Le dévoilement de ce mystère coïncide avec la manifestation de l’inopérabilité de la loi et de l’illégitimité essentielle de tout pouvoir à l’époque messianique. (Et, apparemment, c’est ce qui se passe sous notre nez aujourd’hui, lorsque les pouvoirs de l’État agissent ouvertement en dehors de la loi. En ce sens, l’ánomos ne représente rien d’autre que le dévoilement de l’anarchie qui définit tout pouvoir constitué aujourd’hui, au sein duquel l’État et le terrorisme forment un seul et même système).

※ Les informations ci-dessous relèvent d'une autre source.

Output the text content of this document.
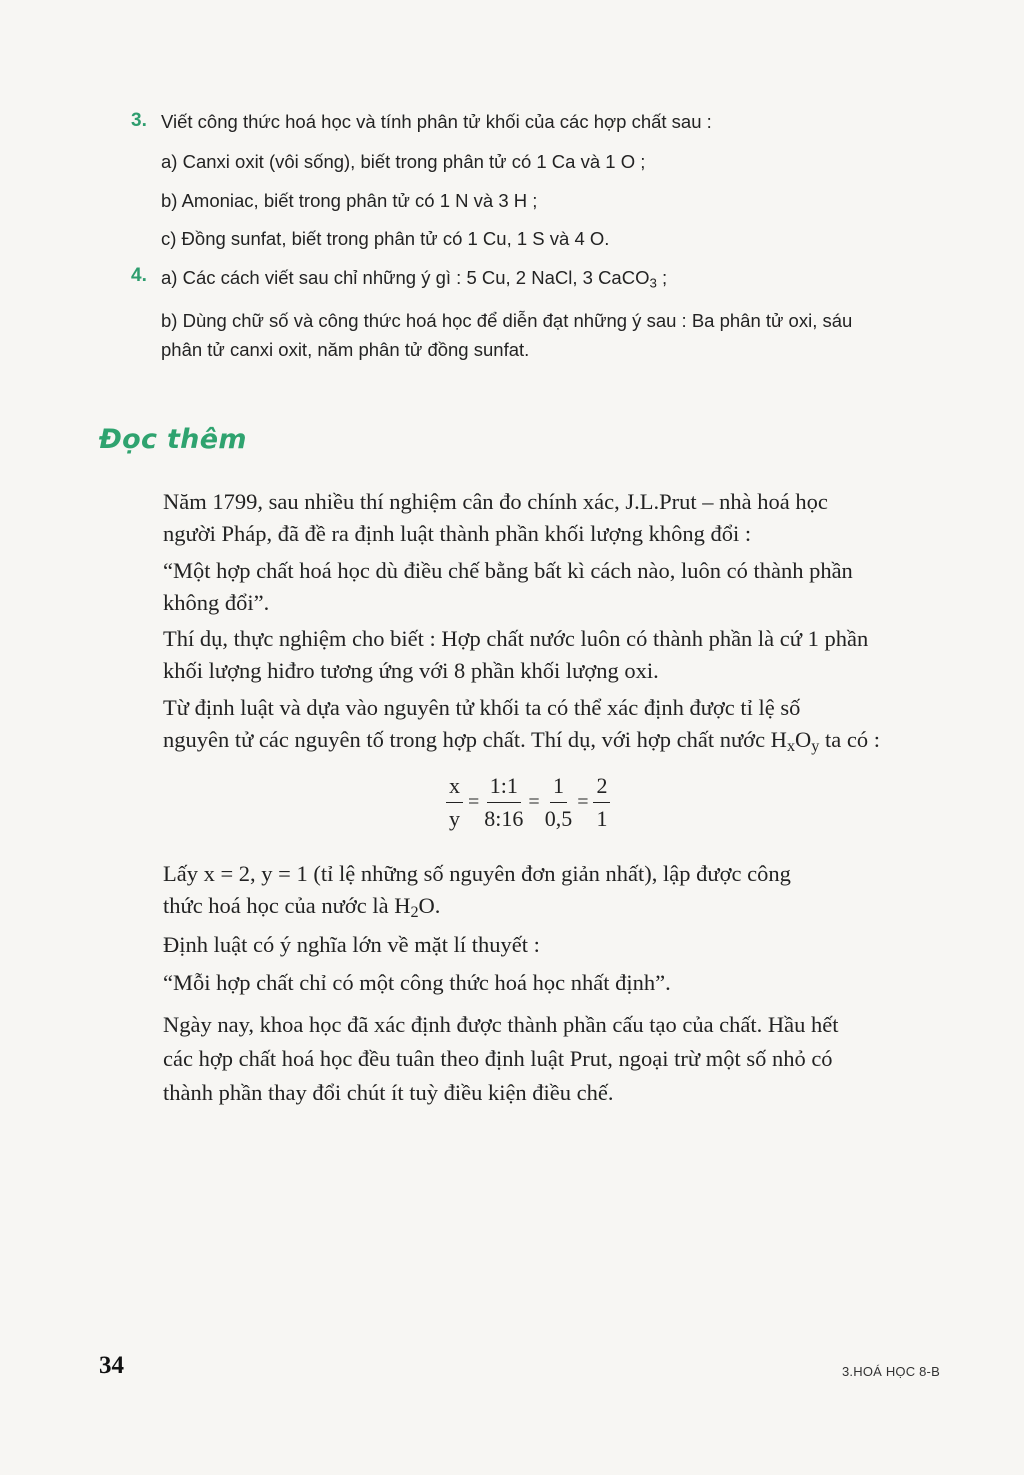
3. Viết công thức hoá học và tính phân tử khối của các hợp chất sau :
a) Canxi oxit (vôi sống), biết trong phân tử có 1 Ca và 1 O ;
b) Amoniac, biết trong phân tử có 1 N và 3 H ;
c) Đồng sunfat, biết trong phân tử có 1 Cu, 1 S và 4 O.
4. a) Các cách viết sau chỉ những ý gì : 5 Cu, 2 NaCl, 3 CaCO$_3$ ;
b) Dùng chữ số và công thức hoá học để diễn đạt những ý sau : Ba phân tử oxi, sáu
phân tử canxi oxit, năm phân tử đồng sunfat.
Đọc thêm
Năm 1799, sau nhiều thí nghiệm cân đo chính xác, J.L.Prut – nhà hoá học
người Pháp, đã đề ra định luật thành phần khối lượng không đổi :
“Một hợp chất hoá học dù điều chế bằng bất kì cách nào, luôn có thành phần
không đổi”.
Thí dụ, thực nghiệm cho biết : Hợp chất nước luôn có thành phần là cứ 1 phần
khối lượng hiđro tương ứng với 8 phần khối lượng oxi.
Từ định luật và dựa vào nguyên tử khối ta có thể xác định được tỉ lệ số
nguyên tử các nguyên tố trong hợp chất. Thí dụ, với hợp chất nước $H_xO_y$ ta có :
$\frac{x}{y} = \frac{1:1}{8:16} = \frac{1}{0,5} = \frac{2}{1}$
Lấy x = 2, y = 1 (tỉ lệ những số nguyên đơn giản nhất), lập được công
thức hoá học của nước là $H_2O$.
Định luật có ý nghĩa lớn về mặt lí thuyết :
“Mỗi hợp chất chỉ có một công thức hoá học nhất định”.
Ngày nay, khoa học đã xác định được thành phần cấu tạo của chất. Hầu hết
các hợp chất hoá học đều tuân theo định luật Prut, ngoại trừ một số nhỏ có
thành phần thay đổi chút ít tuỳ điều kiện điều chế.
34	3.HOÁ HỌC 8-B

Ce passage n’est-il pas extraordinaire? Mais qu’affirme Agamben ici ? Précisément, il affirme que la raison de la démission du pape Benoît XVI est liée à l’impossibilité objective de manifester son autorité pontificale par l’application de la loi. En d’autres termes, puisque l’anarchie (l’équivalent du mot grec ánomos, un adjectif qui caractérise à la fois l’Antéchrist et ceux qui le suivent) est devenue dominante et a atteint de telles proportions que les criminels (y compris les hiérarques, cardinaux et évêques catholiques, coupables de délits moraux et sexuels) ne peuvent être punis, nous sommes confrontés à un état de chaos : les lois fondées sur les dix commandements et l’Évangile ne sont plus appliquées. Dans ce contexte, la démission du pape Benoît XVI est un acte extrême, destiné à attirer l’attention de « ceux qui ont des yeux pour voir » sur une situation sans précédent.

Effrayé par les conséquences de sa propre interprétation et conscient des risques de telles déclarations, Giorgio Agamben s’est efforcé d’en atténuer l’impact :

Je me rends compte que je suis moi-même en train de spéculer, comme ceux dont Augustin stigmatise l’arrogance. Il sera donc, sinon plus prudent, du moins plus utile de se concentrer sur la structure du temps eschatologique dont il est question dans l’épître.

Nous pouvons également tirer un enseignement de cette affirmation du penseur italien. A savoir : les verdicts sur le sujet de la prophétie et de l’eschatologie doivent être prononcés avec une très, très grande prudence. Comme je l’ai dit dans d’autres articles, en dehors de révélations privées d’origine surnaturelle certaine, la pleine connaissance et la compréhension de ces mystères sont inaccessibles.

C’est pourquoi nous devons rejeter fermement la multitude de fausses prophéties, de faux signes et de fausses interprétations actuels (y compris Medjugorje).

En même temps, nous ne pouvons pas nier que la situation actuelle est l’une des plus chaotiques jamais vues dans l’histoire. C’est pourquoi, avec prudence et patience, nous devons relire les livres prophétiques de l’Ancien et du Nouveau Testament, en examinant – comme le fait Giorgio Agamben – les interprétations des saints et des docteurs de l’Église. Je suis absolument certain que tous les événements et personnages cruciaux sont gravés dans le tissu même de notre histoire et qu’ils sont également entièrement reflétés dans les livres prophétiques des Saintes Écritures.